ATC with SAP GUI offers the same options as the SAP Fiori Custom Code Migration application. The difference is that the application allows you to filter the results according to the availability of Quick Fixes, define the scope of code checking by usage and remove unused code during migration.

Quick Fixes

Often, the result of ATC operation is a list of items incompatible with SAP HANA and SAP S/4HANA having several thousand items. It takes a lot of effort to review and adjust each indicated line of code. Most of the ATC findings are known SAP S/4HANA standard issues that can be quickly fixed in an automated manner. Therefore, to minimize the code adaptation effort, SAP offers automatic code adaptation using Quick Fixes as one of the ABAP Development Tools in Eclipse (ADT).

Quick Fixes includes fixes for the most important SAP S/4HANA simplifications use cases, such as increasing the number of characters available for the MATNR field, accessing VBFA, VBUK, VBUP, KONV, BSEG database tables, using the VBTYP data element in the source code.

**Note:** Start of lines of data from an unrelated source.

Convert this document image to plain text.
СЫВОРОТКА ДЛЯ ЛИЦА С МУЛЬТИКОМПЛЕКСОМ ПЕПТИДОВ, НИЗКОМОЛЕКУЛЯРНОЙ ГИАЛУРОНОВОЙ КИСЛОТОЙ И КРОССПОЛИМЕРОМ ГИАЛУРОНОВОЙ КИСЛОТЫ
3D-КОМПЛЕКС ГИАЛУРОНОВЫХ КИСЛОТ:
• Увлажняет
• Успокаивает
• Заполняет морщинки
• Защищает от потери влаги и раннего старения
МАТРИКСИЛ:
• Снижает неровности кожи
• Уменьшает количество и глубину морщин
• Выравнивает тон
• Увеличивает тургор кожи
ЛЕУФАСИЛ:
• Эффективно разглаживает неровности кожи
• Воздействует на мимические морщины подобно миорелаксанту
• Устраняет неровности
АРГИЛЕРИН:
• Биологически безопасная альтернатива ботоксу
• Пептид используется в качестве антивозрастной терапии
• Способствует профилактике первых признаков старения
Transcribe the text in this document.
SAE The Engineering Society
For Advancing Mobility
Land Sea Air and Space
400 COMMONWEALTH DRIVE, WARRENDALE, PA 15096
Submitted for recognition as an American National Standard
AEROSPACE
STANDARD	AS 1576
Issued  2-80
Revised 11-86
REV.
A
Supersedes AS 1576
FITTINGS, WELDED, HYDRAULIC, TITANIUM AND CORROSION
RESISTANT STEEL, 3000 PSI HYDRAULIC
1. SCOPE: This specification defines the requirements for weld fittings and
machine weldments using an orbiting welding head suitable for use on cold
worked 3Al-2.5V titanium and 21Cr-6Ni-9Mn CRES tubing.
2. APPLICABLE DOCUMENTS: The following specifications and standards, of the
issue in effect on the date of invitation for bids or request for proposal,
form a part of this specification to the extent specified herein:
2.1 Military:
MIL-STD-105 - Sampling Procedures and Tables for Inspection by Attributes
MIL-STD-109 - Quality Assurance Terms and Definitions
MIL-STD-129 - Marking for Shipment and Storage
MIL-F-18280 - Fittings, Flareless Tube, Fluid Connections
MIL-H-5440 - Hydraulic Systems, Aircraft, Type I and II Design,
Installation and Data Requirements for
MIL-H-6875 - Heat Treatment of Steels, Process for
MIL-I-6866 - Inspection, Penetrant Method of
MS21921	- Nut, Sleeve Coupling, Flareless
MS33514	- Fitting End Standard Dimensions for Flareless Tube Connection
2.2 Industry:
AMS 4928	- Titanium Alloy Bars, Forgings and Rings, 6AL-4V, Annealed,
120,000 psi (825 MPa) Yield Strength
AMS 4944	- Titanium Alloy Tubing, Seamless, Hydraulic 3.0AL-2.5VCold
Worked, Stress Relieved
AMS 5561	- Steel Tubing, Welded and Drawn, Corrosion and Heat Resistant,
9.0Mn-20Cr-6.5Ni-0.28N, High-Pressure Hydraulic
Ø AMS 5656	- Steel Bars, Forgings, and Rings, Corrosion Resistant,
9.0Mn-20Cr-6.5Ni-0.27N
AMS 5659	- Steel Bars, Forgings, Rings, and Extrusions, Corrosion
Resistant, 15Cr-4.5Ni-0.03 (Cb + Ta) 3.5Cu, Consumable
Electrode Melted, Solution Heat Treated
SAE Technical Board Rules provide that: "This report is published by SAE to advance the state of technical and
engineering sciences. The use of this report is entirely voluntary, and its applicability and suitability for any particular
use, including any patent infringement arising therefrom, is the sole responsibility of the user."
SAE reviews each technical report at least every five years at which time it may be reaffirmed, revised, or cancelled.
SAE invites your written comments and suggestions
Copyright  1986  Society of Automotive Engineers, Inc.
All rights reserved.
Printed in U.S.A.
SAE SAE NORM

Quick Fixes is not a perfect tool, but it often suggests the developer the way in which a specific piece of code can be adapted.

Old solutions in a new system

The decision to migrate to S/4 does not have to mean stopping the use of custom solutions that the company has developed over the years to optimize its business processes and meet specific needs. On the contrary. The conversion should be used as a good time to review and organize the custom ABAP code.